Por falar em emoção, o que foi o dueto maravilhoso entre Vera (Janamô) e Ernesto (Alexandre Damascena)? Não vou me aprofundar pra não dar spoiler, mas é um diamante dentro de outro diamante. Belíssimo! A Bete Balanço de Jade Baraldo traz um colorido diferente à trama e a atriz consegue entregar uma performance livre, leve e solta, à altura do que a gente espera da personagem.
Deco, um cafajeste que a gente ama odiar
Do mesmo apartamento que nos presenteou com Justo e Bete, vem uma das maiores forças do espetáculo: Deco, interpretado por Yann Dufau. À primeira vista, o personagem é aquele cafajeste vestido do mais clássico “carioquês”. Um indefectível “heterotop” dos dias atuais. No entanto, a energia que o ator emprega desde a primeira cena e a potência vocal com a qual ele aborda alguns dos maiores clássicos “cazuzianos”, não deixa dúvidas que é uma performance pra ser lembrada.
O texto de Rodrigo Pitta desenvolve o personagem na medida certa até culminar na performance de “Cobaias de Deus”, que só de lembrar já fico arrepiado novamente. Com certeza, a versão na voz maravilhosa de Yann Dufau é uma das mais bonitas interpretações de uma canção de Cazuza que já ouvi.
Cazas de Cazuza é uma ópera rock, sim senhor
A missão de emocionar também ficou a cargo da banda de peso responsável pela trilha ao vivo do musical. E os caras não deixaram barato. Que performance! Com a direção musical de Jay Vaquer, os arranjos conferem uma roupagem toda especial às canções do Poeta. Despertando a curiosidade dos espectadores e elevando o nível de clássicos do rock nacional, o que eu particularmente achava impossível! Mas, vai por mim, eles conseguiram!

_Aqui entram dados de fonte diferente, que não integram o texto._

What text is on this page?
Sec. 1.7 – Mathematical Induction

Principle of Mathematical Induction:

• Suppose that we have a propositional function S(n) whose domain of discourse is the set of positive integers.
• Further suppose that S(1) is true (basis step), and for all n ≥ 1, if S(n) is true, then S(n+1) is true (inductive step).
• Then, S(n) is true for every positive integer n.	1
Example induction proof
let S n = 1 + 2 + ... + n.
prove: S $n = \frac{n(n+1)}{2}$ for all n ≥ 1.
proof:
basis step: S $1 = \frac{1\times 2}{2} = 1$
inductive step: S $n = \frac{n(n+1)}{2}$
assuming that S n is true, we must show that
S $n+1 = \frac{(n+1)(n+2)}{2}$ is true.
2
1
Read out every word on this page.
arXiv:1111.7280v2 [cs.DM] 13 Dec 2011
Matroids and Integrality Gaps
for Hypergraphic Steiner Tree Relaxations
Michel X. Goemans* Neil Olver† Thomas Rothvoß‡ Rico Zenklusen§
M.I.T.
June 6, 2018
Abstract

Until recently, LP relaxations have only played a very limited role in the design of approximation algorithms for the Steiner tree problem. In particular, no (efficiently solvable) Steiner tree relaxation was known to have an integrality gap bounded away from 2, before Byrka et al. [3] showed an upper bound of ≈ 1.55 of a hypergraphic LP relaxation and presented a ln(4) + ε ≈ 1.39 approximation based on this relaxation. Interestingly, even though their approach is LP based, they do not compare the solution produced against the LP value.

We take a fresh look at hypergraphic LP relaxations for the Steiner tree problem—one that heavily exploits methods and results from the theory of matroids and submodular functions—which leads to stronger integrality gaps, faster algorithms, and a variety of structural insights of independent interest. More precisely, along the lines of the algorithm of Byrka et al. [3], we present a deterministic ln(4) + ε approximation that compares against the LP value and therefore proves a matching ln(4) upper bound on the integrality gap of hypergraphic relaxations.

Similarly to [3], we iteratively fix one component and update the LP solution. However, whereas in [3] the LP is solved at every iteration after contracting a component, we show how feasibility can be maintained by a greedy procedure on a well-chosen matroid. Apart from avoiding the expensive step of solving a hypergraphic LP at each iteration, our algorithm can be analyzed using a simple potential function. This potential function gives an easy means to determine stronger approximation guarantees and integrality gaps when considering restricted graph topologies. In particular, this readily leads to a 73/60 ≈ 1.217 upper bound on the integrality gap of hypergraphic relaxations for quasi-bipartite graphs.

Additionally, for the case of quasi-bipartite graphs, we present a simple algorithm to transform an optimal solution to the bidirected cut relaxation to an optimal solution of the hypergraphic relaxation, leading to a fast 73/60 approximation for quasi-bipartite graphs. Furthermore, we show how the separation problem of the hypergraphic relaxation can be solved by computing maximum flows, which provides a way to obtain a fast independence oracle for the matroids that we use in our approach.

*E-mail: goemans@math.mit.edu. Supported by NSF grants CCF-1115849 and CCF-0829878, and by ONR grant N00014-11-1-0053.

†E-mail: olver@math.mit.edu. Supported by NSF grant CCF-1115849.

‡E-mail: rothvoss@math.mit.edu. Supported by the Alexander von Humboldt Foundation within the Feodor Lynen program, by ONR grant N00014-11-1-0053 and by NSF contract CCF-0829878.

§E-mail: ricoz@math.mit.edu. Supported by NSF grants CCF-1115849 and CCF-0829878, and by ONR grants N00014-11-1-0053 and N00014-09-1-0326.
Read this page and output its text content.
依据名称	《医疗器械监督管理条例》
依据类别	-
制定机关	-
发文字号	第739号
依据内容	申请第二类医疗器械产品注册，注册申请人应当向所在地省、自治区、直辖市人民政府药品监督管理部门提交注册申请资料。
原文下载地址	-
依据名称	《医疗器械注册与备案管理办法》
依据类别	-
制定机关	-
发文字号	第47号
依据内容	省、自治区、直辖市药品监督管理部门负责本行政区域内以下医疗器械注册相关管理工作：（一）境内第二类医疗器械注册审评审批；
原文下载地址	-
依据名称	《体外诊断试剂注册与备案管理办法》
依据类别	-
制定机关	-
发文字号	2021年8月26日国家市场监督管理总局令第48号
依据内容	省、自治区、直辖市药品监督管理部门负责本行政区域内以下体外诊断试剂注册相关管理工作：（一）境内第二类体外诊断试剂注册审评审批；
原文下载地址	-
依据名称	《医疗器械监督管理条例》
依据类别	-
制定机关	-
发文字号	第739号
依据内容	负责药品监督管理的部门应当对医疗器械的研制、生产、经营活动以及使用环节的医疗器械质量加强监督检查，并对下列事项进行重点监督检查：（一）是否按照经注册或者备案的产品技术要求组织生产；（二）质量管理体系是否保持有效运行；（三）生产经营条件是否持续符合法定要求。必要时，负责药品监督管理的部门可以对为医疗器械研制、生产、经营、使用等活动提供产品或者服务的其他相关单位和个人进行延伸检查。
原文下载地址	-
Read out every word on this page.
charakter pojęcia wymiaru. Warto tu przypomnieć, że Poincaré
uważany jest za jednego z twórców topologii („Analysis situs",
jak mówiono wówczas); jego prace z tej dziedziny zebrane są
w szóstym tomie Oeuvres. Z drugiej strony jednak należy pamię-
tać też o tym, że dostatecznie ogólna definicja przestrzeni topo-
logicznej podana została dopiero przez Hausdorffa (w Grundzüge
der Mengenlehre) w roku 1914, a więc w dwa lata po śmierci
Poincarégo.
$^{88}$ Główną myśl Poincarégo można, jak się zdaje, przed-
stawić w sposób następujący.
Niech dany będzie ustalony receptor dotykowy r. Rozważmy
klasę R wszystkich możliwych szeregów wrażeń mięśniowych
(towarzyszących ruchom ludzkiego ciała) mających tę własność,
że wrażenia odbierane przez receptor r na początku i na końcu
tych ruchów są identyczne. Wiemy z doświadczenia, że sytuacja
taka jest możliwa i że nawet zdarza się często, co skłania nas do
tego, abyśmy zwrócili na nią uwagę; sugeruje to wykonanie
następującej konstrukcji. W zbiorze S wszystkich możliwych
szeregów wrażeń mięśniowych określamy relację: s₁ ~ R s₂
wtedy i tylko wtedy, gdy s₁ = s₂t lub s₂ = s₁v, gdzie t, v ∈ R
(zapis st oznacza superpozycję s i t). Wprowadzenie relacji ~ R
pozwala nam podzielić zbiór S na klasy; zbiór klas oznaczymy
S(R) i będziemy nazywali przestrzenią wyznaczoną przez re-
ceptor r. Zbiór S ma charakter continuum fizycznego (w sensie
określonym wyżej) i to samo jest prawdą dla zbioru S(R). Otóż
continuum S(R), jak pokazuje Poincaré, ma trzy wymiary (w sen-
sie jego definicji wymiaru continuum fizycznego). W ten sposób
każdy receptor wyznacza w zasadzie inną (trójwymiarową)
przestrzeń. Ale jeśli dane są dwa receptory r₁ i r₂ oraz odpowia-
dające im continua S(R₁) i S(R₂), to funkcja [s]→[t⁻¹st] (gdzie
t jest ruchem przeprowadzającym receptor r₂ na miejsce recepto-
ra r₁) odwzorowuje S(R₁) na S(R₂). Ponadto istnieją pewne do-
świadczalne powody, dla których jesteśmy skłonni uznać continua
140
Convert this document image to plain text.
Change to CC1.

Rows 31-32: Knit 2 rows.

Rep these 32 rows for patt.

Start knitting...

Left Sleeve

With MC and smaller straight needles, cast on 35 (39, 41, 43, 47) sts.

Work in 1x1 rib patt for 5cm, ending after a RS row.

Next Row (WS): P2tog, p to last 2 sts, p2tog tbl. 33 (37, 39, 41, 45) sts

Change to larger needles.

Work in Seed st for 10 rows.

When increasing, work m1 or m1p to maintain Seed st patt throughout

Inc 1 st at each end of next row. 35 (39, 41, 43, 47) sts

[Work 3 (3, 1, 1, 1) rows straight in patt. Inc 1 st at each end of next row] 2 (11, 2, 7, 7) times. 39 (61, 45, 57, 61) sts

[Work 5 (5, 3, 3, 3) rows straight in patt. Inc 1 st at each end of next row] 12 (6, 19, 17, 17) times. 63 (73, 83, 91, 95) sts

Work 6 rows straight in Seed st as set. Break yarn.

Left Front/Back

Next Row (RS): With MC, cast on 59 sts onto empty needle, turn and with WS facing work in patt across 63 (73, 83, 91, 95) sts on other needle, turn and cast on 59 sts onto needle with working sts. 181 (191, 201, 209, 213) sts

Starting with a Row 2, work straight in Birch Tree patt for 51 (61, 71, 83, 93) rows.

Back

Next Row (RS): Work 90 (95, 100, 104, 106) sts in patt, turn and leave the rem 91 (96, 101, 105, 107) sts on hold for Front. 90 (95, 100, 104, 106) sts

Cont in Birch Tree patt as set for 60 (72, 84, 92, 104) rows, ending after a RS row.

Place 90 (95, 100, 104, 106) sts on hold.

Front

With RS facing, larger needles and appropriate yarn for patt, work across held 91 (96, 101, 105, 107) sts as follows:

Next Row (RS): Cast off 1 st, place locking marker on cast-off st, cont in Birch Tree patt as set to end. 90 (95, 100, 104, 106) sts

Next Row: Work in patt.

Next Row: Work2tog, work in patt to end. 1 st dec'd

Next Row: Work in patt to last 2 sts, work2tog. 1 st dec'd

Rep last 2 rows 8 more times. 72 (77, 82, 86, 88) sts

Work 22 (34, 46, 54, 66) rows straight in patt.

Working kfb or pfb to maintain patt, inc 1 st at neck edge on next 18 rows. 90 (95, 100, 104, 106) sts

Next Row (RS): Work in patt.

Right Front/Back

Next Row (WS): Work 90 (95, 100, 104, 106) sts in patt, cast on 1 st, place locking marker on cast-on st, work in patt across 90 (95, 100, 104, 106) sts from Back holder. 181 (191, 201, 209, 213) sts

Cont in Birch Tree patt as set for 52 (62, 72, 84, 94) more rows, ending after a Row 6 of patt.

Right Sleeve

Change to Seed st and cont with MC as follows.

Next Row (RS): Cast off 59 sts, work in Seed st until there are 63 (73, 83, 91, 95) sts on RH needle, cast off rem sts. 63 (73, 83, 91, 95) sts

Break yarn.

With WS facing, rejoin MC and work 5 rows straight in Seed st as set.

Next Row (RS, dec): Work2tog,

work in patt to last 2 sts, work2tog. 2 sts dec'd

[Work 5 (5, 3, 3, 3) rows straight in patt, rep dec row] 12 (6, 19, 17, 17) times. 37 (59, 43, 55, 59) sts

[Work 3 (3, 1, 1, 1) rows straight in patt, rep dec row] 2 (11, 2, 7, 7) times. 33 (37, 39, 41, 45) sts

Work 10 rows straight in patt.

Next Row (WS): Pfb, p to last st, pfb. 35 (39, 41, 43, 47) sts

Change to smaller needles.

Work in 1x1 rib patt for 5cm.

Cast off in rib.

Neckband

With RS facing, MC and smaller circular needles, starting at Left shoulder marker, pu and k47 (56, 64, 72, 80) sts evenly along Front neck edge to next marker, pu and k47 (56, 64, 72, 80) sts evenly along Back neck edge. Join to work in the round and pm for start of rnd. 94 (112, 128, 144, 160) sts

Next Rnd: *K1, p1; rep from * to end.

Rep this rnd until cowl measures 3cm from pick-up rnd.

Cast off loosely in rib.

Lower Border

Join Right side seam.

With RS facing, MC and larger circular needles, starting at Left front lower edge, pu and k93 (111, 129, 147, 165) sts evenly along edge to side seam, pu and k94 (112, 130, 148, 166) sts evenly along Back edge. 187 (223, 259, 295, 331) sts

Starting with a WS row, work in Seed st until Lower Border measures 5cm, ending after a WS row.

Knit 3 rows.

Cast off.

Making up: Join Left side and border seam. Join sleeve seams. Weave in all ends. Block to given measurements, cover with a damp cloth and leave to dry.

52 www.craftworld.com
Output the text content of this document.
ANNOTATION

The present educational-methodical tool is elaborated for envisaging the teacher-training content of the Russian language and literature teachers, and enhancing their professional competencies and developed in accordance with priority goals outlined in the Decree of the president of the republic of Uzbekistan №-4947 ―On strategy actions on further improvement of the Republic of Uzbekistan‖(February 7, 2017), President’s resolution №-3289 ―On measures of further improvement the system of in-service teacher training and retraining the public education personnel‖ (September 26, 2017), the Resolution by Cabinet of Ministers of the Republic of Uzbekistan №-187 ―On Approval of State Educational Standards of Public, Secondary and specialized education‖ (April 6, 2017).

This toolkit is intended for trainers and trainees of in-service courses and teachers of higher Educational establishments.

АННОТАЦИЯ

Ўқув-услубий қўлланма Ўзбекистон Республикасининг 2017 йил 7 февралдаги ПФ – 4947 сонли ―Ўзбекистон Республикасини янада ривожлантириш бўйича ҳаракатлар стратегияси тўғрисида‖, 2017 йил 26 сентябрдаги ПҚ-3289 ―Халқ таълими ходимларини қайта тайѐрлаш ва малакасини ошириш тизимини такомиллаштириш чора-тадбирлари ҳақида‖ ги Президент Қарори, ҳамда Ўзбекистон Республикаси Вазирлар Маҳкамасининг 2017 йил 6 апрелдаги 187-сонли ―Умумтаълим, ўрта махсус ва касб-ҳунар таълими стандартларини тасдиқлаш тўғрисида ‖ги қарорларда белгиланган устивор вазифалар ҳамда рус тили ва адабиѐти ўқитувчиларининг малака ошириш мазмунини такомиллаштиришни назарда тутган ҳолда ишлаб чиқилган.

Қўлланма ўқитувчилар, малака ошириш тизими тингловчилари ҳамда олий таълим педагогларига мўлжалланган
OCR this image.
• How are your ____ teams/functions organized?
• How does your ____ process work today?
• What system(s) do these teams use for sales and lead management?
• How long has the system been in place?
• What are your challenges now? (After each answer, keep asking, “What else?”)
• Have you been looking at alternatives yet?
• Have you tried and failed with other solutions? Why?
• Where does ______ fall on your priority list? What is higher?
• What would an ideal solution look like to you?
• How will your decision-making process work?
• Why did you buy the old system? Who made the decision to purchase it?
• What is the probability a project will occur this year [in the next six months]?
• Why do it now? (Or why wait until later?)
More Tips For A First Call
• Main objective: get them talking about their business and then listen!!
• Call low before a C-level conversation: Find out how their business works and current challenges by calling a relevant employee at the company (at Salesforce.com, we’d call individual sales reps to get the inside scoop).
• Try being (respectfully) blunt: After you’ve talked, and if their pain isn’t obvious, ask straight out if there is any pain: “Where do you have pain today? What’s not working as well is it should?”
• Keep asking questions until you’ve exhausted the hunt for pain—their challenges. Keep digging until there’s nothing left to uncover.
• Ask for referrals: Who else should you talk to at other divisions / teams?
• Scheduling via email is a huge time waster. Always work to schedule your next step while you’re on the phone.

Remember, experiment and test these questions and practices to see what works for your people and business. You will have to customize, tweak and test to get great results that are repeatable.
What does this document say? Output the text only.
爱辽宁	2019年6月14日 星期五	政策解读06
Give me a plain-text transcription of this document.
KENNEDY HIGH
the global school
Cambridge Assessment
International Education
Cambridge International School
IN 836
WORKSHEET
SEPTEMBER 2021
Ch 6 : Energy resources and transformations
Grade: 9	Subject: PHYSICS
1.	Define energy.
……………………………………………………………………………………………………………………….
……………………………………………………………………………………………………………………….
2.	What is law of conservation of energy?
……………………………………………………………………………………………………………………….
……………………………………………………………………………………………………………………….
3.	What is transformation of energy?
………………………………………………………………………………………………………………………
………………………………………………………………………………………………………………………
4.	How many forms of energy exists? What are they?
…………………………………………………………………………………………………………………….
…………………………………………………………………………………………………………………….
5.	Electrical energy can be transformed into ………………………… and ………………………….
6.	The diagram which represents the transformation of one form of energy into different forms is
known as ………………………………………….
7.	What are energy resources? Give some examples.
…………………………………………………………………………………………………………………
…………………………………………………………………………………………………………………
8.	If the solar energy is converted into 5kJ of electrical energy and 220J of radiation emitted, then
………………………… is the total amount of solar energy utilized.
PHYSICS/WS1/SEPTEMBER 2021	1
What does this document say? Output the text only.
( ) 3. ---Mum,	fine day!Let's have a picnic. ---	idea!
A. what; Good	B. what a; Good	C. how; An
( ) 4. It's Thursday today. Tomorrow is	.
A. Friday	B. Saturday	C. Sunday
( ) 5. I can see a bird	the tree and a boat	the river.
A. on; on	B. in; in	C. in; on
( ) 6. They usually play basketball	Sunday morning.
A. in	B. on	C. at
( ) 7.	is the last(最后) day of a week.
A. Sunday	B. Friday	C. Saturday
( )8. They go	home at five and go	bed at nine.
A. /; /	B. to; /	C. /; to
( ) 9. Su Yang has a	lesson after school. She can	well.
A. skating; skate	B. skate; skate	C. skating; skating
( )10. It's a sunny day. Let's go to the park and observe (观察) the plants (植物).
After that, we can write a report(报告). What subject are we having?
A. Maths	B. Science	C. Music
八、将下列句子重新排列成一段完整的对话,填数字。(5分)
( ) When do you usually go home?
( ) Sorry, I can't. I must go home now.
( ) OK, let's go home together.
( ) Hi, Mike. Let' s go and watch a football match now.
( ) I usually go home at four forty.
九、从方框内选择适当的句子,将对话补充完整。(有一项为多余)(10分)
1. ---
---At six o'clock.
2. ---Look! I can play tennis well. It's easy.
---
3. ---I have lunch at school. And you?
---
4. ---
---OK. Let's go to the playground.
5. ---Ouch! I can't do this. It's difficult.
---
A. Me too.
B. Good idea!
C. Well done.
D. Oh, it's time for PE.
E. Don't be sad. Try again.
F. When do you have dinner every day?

Vaquer recrutou os incríveis Kelder Paiva (bateria), Lancaster Lopes (baixo), Caio Barreto (guitarra) e Anderson Nem (teclado e programações). Como se não bastasse tudo de incrível que o espetáculo apresenta, ainda somos agraciados com essa banda linda. Gratidão!
Conclusão
A nova versão do musical Cazas de Cazuza mexe com a nossa emoção, de verdade. A gente sai do teatro com vontade de assistir mais. Eu assistiria, com certeza um spin-off do Deco, da Bete ou dos maravilhosos Vera e Ernesto. E que tal uma história nova da Mia, logo depois dos acontecimentos do espetáculo? Outra característica indelével das obras de arte é justamente essa capacidade de nos mobilizar e nos deixar com vontade de mais. Como aquele trecho marcante de uma música que só acontece uma única vez no arranjo.
Cazas de Cazuza ecoa no que a gente sente agora, como indivíduos e como sociedade. Assim como os gritos e aplausos que ecoaram no Vivo Rio nessa inesquecível noite de sábado. O musical terá uma apresentação extra no dia 4 de dezembro, portanto, faça um favor a você mesmo e não perca!